After Ivey’s remarks, Harris went into more detail about the specific businesses that will be forced to close under the new health order, which will be in effect from March 28 through April 17 at least. He specifically mentioned theaters, auditoriums, gyms, yoga studios, playgrounds, barbershops, nail salons, tanning and massage salons, furniture stores, clothing and jewelry stores and department stores.
A full list of the impacted businesses is available below:
“I want people to know the struggles of losing a job and trying to find a way to pay rent or a mortgage on a home is not lost on me or my administration,” Ivey said. “This is incredibly disappointing news to deliver, but this is a matter of life and death. So, if you can stay at home you’re safer at home, and if you chose to stay at home this doesn’t mean inviting your friends over, this means being isolated.”
Ivey wouldn’t speculate about the potential impact these new restrictions would have on the state’s rising number of unemployment filings. She said Alabama’s Department of Labor is working “around the clock to process the many, many claims that are coming in.”
Earlier this week, federal labor statistics indicated Alabama, which has been enjoying record low unemployment, saw nearly 40,000 in a single day. Yet the department itself yesterday issued its report on unemployment claims for the week of March 15-21 and announced just 10,982 initial claims were filed either online or by telephone during the time period.
In addition to the new restrictions on businesses, Harris said the new state of emergency declaration reduces the number of people that can participate in any “non-work-related gatherings” from 25 to 10, which is based on previous guidance issued by the White House and federal health officials.
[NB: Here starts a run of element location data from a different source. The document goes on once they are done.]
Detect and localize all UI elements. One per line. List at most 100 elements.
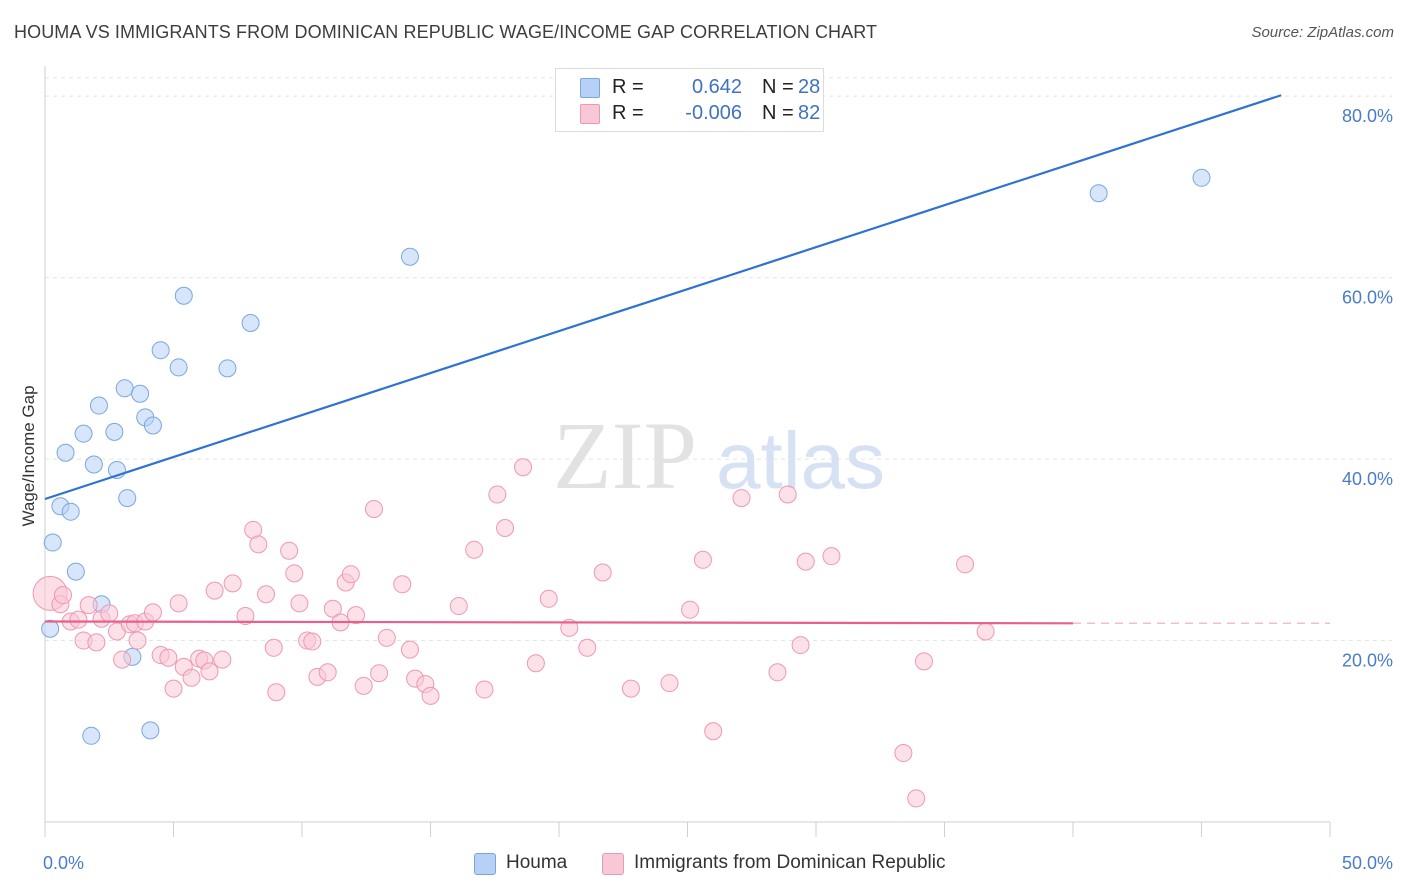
data-point bbox=[128, 631, 147, 650]
data-point bbox=[593, 563, 612, 582]
y-tick-label: 60.0% bbox=[1342, 288, 1393, 308]
data-point bbox=[732, 489, 751, 508]
data-point bbox=[796, 552, 815, 571]
data-point bbox=[377, 628, 396, 647]
data-point bbox=[914, 652, 933, 671]
data-point bbox=[400, 640, 419, 659]
data-point bbox=[205, 581, 224, 600]
data-point bbox=[164, 679, 183, 698]
data-point bbox=[43, 533, 62, 552]
data-point bbox=[61, 502, 80, 521]
data-point bbox=[105, 422, 124, 441]
chart-title: HOUMA VS IMMIGRANTS FROM DOMINICAN REPUB… bbox=[14, 22, 878, 42]
data-point bbox=[364, 499, 383, 518]
data-point bbox=[621, 679, 640, 698]
y-tick-label: 40.0% bbox=[1342, 469, 1393, 489]
legend-swatch-dominican bbox=[580, 104, 600, 124]
data-point bbox=[393, 575, 412, 594]
y-axis-label: Wage/Income Gap bbox=[19, 385, 38, 526]
data-point bbox=[236, 607, 255, 626]
legend-r-label: R = bbox=[612, 102, 644, 124]
series-label-dominican: Immigrants from Dominican Republic bbox=[634, 852, 946, 873]
data-point bbox=[267, 683, 286, 702]
x-tick-labels: 0.0% 50.0% bbox=[43, 853, 1393, 873]
data-point bbox=[53, 586, 72, 605]
data-point bbox=[100, 604, 119, 623]
data-point bbox=[488, 485, 507, 504]
data-point bbox=[560, 618, 579, 637]
data-point bbox=[704, 722, 723, 741]
correlation-legend: R = 0.642 N = 28 R = -0.006 N = 82 bbox=[555, 68, 824, 132]
data-point bbox=[539, 589, 558, 608]
data-point bbox=[400, 247, 419, 266]
legend-n-value: 28 bbox=[798, 76, 821, 98]
data-point bbox=[791, 636, 810, 655]
series-dominican bbox=[32, 458, 995, 808]
data-point bbox=[141, 721, 160, 740]
data-point bbox=[169, 594, 188, 613]
data-point bbox=[66, 562, 85, 581]
y-tick-label: 20.0% bbox=[1342, 651, 1393, 671]
data-point bbox=[907, 789, 926, 808]
data-point bbox=[660, 674, 679, 693]
data-point bbox=[370, 664, 389, 683]
data-point bbox=[182, 668, 201, 687]
data-point bbox=[87, 633, 106, 652]
axes bbox=[44, 66, 1331, 837]
data-point bbox=[956, 555, 975, 574]
trend-lines bbox=[44, 94, 1330, 625]
data-point bbox=[249, 535, 268, 554]
data-point bbox=[421, 686, 440, 705]
watermark: ZIP atlas bbox=[553, 402, 885, 509]
data-point bbox=[89, 396, 108, 415]
data-point bbox=[341, 565, 360, 584]
data-point bbox=[693, 550, 712, 569]
trend-line-houma bbox=[44, 94, 1282, 501]
data-point bbox=[323, 599, 342, 618]
data-point bbox=[143, 416, 162, 435]
legend-n-label: N = bbox=[762, 76, 794, 98]
series-houma bbox=[41, 168, 1211, 745]
data-point bbox=[1192, 168, 1211, 187]
data-point bbox=[303, 632, 322, 651]
chart-source: Source: ZipAtlas.com bbox=[1251, 24, 1394, 41]
data-point bbox=[264, 638, 283, 657]
data-point bbox=[131, 384, 150, 403]
data-point bbox=[174, 286, 193, 305]
data-point bbox=[526, 654, 545, 673]
legend-n-label: N = bbox=[762, 102, 794, 124]
data-point bbox=[894, 744, 913, 763]
data-point bbox=[56, 443, 75, 462]
data-point bbox=[465, 540, 484, 559]
data-point bbox=[213, 650, 232, 669]
data-point bbox=[681, 600, 700, 619]
trend-line-dominican bbox=[44, 620, 1074, 625]
data-point bbox=[82, 726, 101, 745]
x-tick-label: 50.0% bbox=[1342, 853, 1393, 873]
data-point bbox=[143, 603, 162, 622]
legend-r-value: 0.642 bbox=[691, 76, 742, 98]
data-point bbox=[223, 574, 242, 593]
watermark-zip: ZIP bbox=[553, 402, 697, 509]
data-point bbox=[346, 606, 365, 625]
data-point bbox=[285, 564, 304, 583]
legend-r-value: -0.006 bbox=[685, 102, 742, 124]
data-point bbox=[578, 638, 597, 657]
data-point bbox=[280, 541, 299, 560]
series-swatch-houma bbox=[474, 853, 496, 875]
data-point bbox=[115, 379, 134, 398]
data-point bbox=[241, 313, 260, 332]
data-point bbox=[84, 455, 103, 474]
legend-n-value: 82 bbox=[798, 102, 821, 124]
data-point bbox=[218, 359, 237, 378]
data-point bbox=[118, 489, 137, 508]
series-label-houma: Houma bbox=[506, 852, 568, 873]
data-point bbox=[475, 680, 494, 699]
data-point bbox=[41, 619, 60, 638]
y-tick-label: 80.0% bbox=[1342, 106, 1393, 126]
gridlines bbox=[45, 77, 1392, 642]
data-point bbox=[976, 622, 995, 641]
data-point bbox=[768, 663, 787, 682]
data-point bbox=[778, 485, 797, 504]
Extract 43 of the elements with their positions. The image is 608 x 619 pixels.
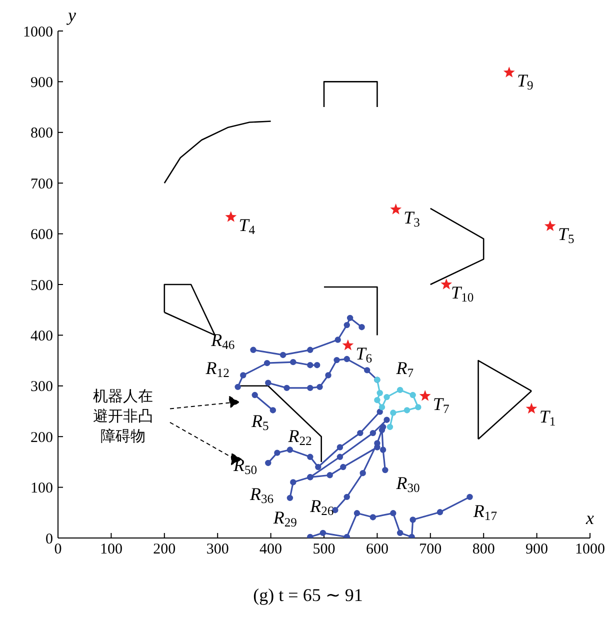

All previous health orders — including those closing public schools, prohibiting on-site consumption in restaurants and bars, and limiting the number of children at daycares — remain in effect as well. A full list of those restrictions is available on Ivey’s website, governor.alabama.gov.
At last count, there were 571 confirmed cases of COVID-19 throughout Alabama and three confirmed deaths, though Harris said the state is investigating at least five other reported deaths as well. He also said of the cases confirmed so far, around 10 percent of those have resulted in hospitalizations and of those, half are being treated in intensive care and about a third are being treated with mechanical ventilation.
It’s important to note that, while requirements to receive a COVID-19 test can vary depending on what entity is administering them, Alabama’s state lab has prioritized testing those who have symptoms but who also require hospitalization or are at risk for more serious complications from the disease. That could be skewing the percentage.
Almost all of these numbers are fluid because the situation is evolving so rapidly, but even Harris said he believes the rate of confirmed hospitalizations is lower than the actual number of Alabamians in hospital beds across the state. He said some are awaiting COVID-19 tests, but officials are working with hospitals to get the most up-to-date information out to the public.